Dans la fiction, vous devez reconstituer
ça, tout refabriquer. La licence poétique
est très élastique dans l'uvre d'art,
il y a les conventions, les procédés qui sont
acceptés, connus. Dans le documentaire, vous vous
devez - je parle d'un certain type de documentaire - d'observer
une certaine éthique (celle du témoignage
notamment).
En vous livrant la réalité, le documentaire
vous montre les grandes lois de la dramaturgie dans leur
expression la plus authentique, la plus brute, dans la glaise.
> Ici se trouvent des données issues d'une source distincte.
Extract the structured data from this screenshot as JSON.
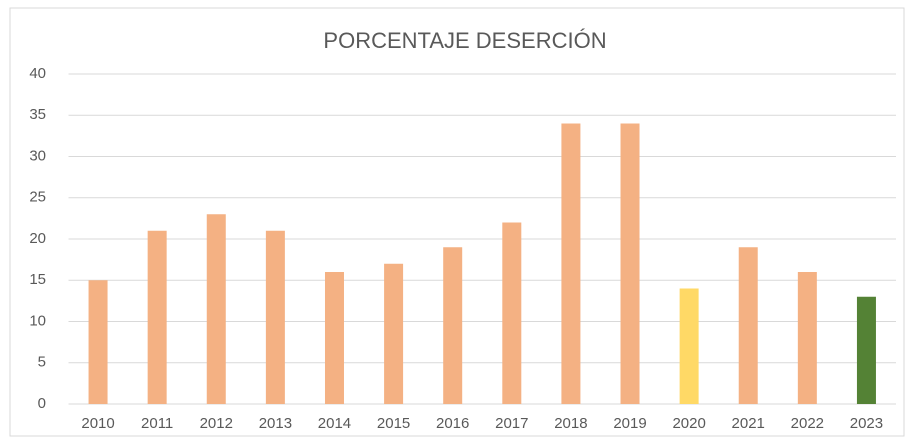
{
  "chart_data": {
    "type": "bar",
    "title": "PORCENTAJE DESERCIÓN",
    "categories": [
      "2010",
      "2011",
      "2012",
      "2013",
      "2014",
      "2015",
      "2016",
      "2017",
      "2018",
      "2019",
      "2020",
      "2021",
      "2022",
      "2023"
    ],
    "values": [
      15,
      21,
      23,
      21,
      16,
      17,
      19,
      22,
      34,
      34,
      14,
      19,
      16,
      13
    ],
    "colors": [
      "#f4b183",
      "#f4b183",
      "#f4b183",
      "#f4b183",
      "#f4b183",
      "#f4b183",
      "#f4b183",
      "#f4b183",
      "#f4b183",
      "#f4b183",
      "#ffd966",
      "#f4b183",
      "#f4b183",
      "#548235"
    ],
    "ylim": [
      0,
      40
    ],
    "yticks": [
      0,
      5,
      10,
      15,
      20,
      25,
      30,
      35,
      40
    ],
    "grid": true
  }
}
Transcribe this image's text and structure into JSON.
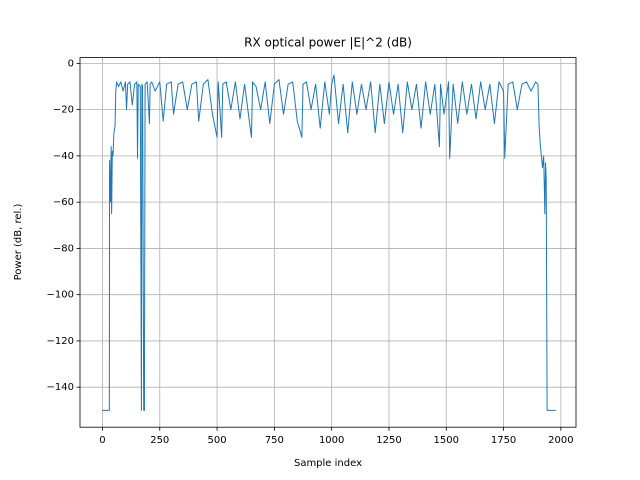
{
  "chart_data": {
    "type": "line",
    "title": "RX optical power |E|^2 (dB)",
    "xlabel": "Sample index",
    "ylabel": "Power (dB, rel.)",
    "color": "#1f77b4",
    "grid": true,
    "xlim": [
      -98,
      2066
    ],
    "ylim": [
      -157.3,
      2.5
    ],
    "xticks": [
      0,
      250,
      500,
      750,
      1000,
      1250,
      1500,
      1750,
      2000
    ],
    "yticks": [
      0,
      {
        "value": -20,
        "label": "−20"
      },
      {
        "value": -40,
        "label": "−40"
      },
      {
        "value": -60,
        "label": "−60"
      },
      {
        "value": -80,
        "label": "−80"
      },
      {
        "value": -100,
        "label": "−100"
      },
      {
        "value": -120,
        "label": "−120"
      },
      {
        "value": -140,
        "label": "−140"
      }
    ],
    "x": [
      0,
      30,
      31,
      35,
      38,
      40,
      43,
      46,
      50,
      55,
      58,
      62,
      70,
      80,
      90,
      100,
      105,
      110,
      120,
      130,
      140,
      150,
      153,
      156,
      165,
      170,
      172,
      175,
      180,
      183,
      186,
      195,
      205,
      208,
      215,
      230,
      250,
      265,
      280,
      300,
      310,
      330,
      350,
      370,
      390,
      410,
      420,
      440,
      460,
      480,
      500,
      505,
      520,
      525,
      540,
      560,
      580,
      600,
      620,
      650,
      655,
      670,
      690,
      710,
      730,
      750,
      770,
      790,
      810,
      830,
      850,
      870,
      875,
      890,
      910,
      930,
      950,
      970,
      990,
      1000,
      1010,
      1030,
      1050,
      1070,
      1090,
      1110,
      1130,
      1150,
      1170,
      1190,
      1210,
      1230,
      1250,
      1270,
      1290,
      1310,
      1330,
      1350,
      1370,
      1390,
      1410,
      1430,
      1450,
      1470,
      1475,
      1490,
      1510,
      1515,
      1530,
      1550,
      1570,
      1590,
      1610,
      1630,
      1650,
      1670,
      1690,
      1710,
      1730,
      1750,
      1755,
      1770,
      1790,
      1810,
      1830,
      1850,
      1870,
      1890,
      1900,
      1905,
      1910,
      1915,
      1920,
      1925,
      1930,
      1933,
      1936,
      1940,
      1978
    ],
    "values": [
      -150,
      -150,
      -42,
      -60,
      -36,
      -65,
      -38,
      -40,
      -30,
      -27,
      -12,
      -8,
      -10,
      -8,
      -12,
      -8,
      -20,
      -9,
      -8,
      -18,
      -9,
      -8,
      -41,
      -9,
      -10,
      -150,
      -9,
      -10,
      -150,
      -150,
      -9,
      -8,
      -26,
      -9,
      -8,
      -12,
      -8,
      -25,
      -9,
      -8,
      -22,
      -9,
      -8,
      -20,
      -9,
      -8,
      -25,
      -9,
      -7,
      -22,
      -32,
      -8,
      -32,
      -9,
      -8,
      -20,
      -8,
      -24,
      -9,
      -32,
      -8,
      -10,
      -20,
      -8,
      -26,
      -9,
      -7,
      -22,
      -9,
      -8,
      -25,
      -32,
      -9,
      -8,
      -20,
      -9,
      -28,
      -8,
      -22,
      -9,
      -5,
      -26,
      -9,
      -30,
      -8,
      -22,
      -9,
      -20,
      -8,
      -30,
      -9,
      -26,
      -8,
      -22,
      -9,
      -30,
      -8,
      -20,
      -9,
      -28,
      -8,
      -22,
      -9,
      -36,
      -9,
      -22,
      -8,
      -41,
      -9,
      -26,
      -8,
      -22,
      -9,
      -24,
      -8,
      -20,
      -9,
      -26,
      -8,
      -12,
      -41,
      -9,
      -8,
      -20,
      -9,
      -8,
      -12,
      -8,
      -9,
      -27,
      -35,
      -40,
      -45,
      -40,
      -65,
      -43,
      -50,
      -150,
      -150
    ]
  }
}
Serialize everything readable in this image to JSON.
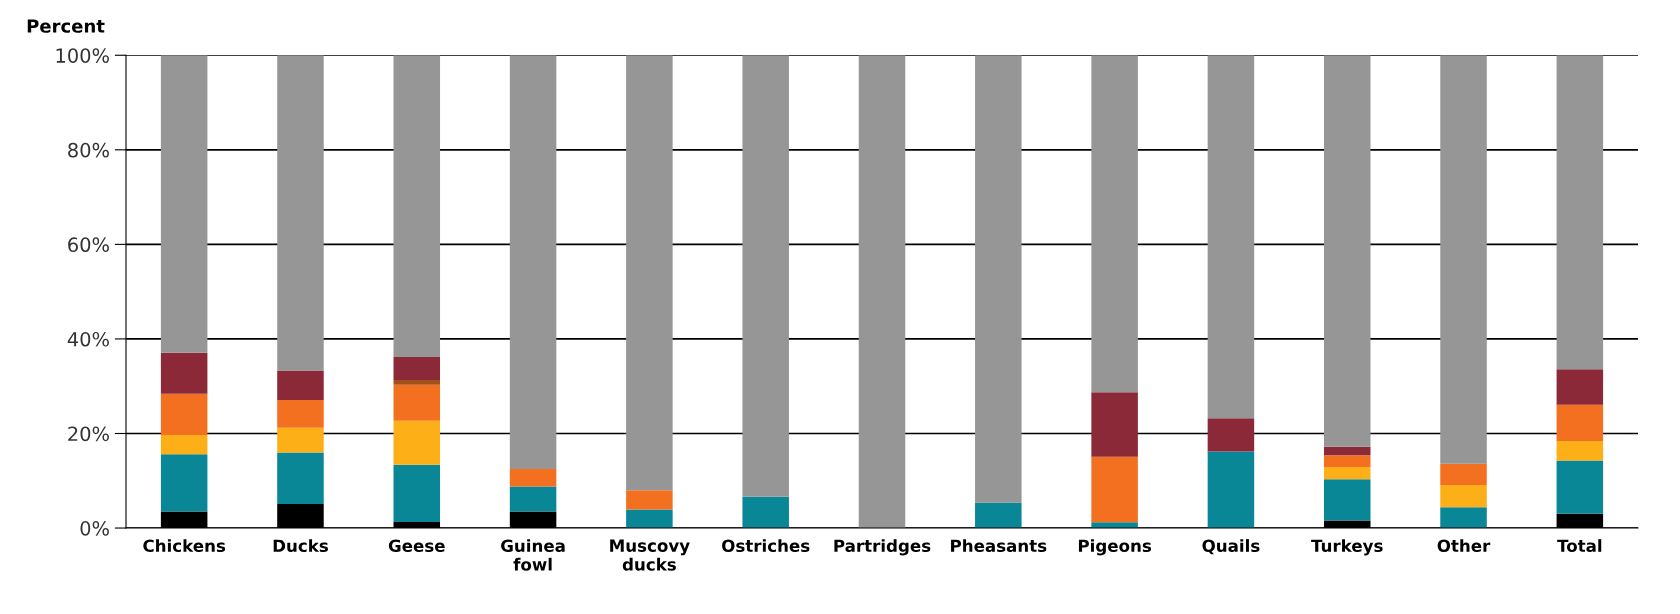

Je suis parti du cinéma pour aller vers le documentaire,
le documentaire m'a ramené vers le monde réel
et à une certaine vérité de ce que
l'on appelle les personnages dans le domaine de la fiction,
la dimension humaine. Cette dimension manque de plus en
plus souvent dans le cinéma. Le fait d'avoir fait
ce chemin dans un autre sens m'a permis probablement d'approfondir
et de mieux comprendre la façon dont fonctionne le
cinéma et la dramaturgie.
Objectif Cinéma : Avoir
réalisé des fictions auparavant apporte aussi
une forme de rigueur dans le travail du documentaire...
Jean-Jacques Beineix : Le
cinéma m'a apporté une grammaire. Je manque
parfois de m'étrangler quand je regarde certaines
émissions ou certains débats à la télévision.
La caméra passe l'axe, comment les spectateurs peuvent-ils
comprendre que les gens se parlent ? Certaines conventions
ont été établies pour permettre une
meilleure compréhension des films, des émissions
de télévision. D'autant plus que dans ce style
d'émission, on est dans un cadre très précis
qui consiste à avoir deux messieurs, des politiques
en face à face. J'étais horrifié en
regardant le débat Seguin-Delanoë !! Il y avait
une caméra chaque fois entre les deux et rien ne
raccordait, ils ne se regardaient pas, c'était horrible
!! La grammaire cinématographique existe, elle est
passionnante à analyser et elle est extrêmement
utile.
C'est en faisant du documentaire que je me suis aperçu
que j'avais un vrai bagage technique, un outil qui me permettait
de mieux restituer la réalité, de la rendre
plus facilement accessible, d'en jouer. Faire des champs
/ contre-champs dans un film de fiction, cela se fait naturellement.
C'est l'une des bases de la grammaire cinématographique.
La transposition de ces éléments grammaticaux
venus du cinéma dans un autre média vous conduit
à mieux comprendre quelle en est l'efficacité
réelle.
Patrick Poivre d'Arvor avait bien
compris l'intérêt du champ / contre-champ "dans
Castro et moi", mais la vérité ne vient
pas du champ / contre-champ. C'est du bluff, le champ /
contre-champ est un artifice, il n'existe pas dans la vie,
mais c'est de la maîtrise de cet artifice que naît
l'art. Je me suis borné à prendre cette figure
de style, mais bien sûr le cinéma ne se résume
pas à l'emploi du champ contre champs.